Nas Nações Unidas, os diplomatas estadunidenses insistiram no poder
de veto. No Banco Mundial e no FMI, asseguraram também que a sua
participação no capital fosse suficientemente grande para lhes dar poder
de veto sobre qualquer empréstimo ou outra política. Sem esse poder, os
Estados Unidos não se juntariam a nenhuma organização internacional.
Entretanto, ao mesmo tempo, descreviam seu nacionalismo como protetor da
globalização e do internacionalismo. Foi tudo um eufemismo para aquilo
que na realidade era tomada de decisão unilateral pelos EUA.
Inevitavelmente, o nacionalismo norte-americano teve que romper a
miragem do internacionalismo do Mundo Único e, com ele, qualquer ideia
de um tribunal internacional. Sem poder de veto sobre os juízes, os EUA
nunca aceitaram a autoridade de nenhum tribunal, em particular o
Tribunal Internacional das Nações Unidas em Haia.
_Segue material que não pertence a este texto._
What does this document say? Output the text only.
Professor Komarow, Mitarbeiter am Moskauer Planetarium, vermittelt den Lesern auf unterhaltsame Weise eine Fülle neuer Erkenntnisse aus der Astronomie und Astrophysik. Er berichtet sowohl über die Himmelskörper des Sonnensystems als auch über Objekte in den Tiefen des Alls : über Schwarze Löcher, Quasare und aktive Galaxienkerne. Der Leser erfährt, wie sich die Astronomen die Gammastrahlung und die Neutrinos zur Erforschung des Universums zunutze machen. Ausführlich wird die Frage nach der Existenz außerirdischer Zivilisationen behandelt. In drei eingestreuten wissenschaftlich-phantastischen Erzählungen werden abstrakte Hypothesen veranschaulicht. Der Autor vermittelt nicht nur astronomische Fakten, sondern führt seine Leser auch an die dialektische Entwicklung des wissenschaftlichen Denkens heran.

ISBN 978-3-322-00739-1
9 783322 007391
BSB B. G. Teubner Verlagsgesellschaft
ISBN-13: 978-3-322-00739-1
Recentemente esse
tribunal realizou uma investigação sobre os crimes de guerra dos EUA no
Afeganistão, desde as políticas de tortura até o bombardeamento de alvos
civis como hospitais, casamentos e infraestruturas. “Essa
investigação concluiu por encontrar ‘uma base razoável para acreditar
que crimes de guerra e crimes contra a humanidade foram cometidos”.
O conselheiro de segurança nacional de Donald Trump, John Bolton,
entrou em fúria, alertando em setembro que: “Os Estados Unidos usarão
todos os meios necessários para proteger os nossos cidadãos e os dos
nossos aliados de processos injustos por este tribunal ilegítimo”,
acrescentando que o Tribunal Internacional da ONU não deve ser tão
ousado a ponto de investigar “Israel ou outros aliados dos EUA”.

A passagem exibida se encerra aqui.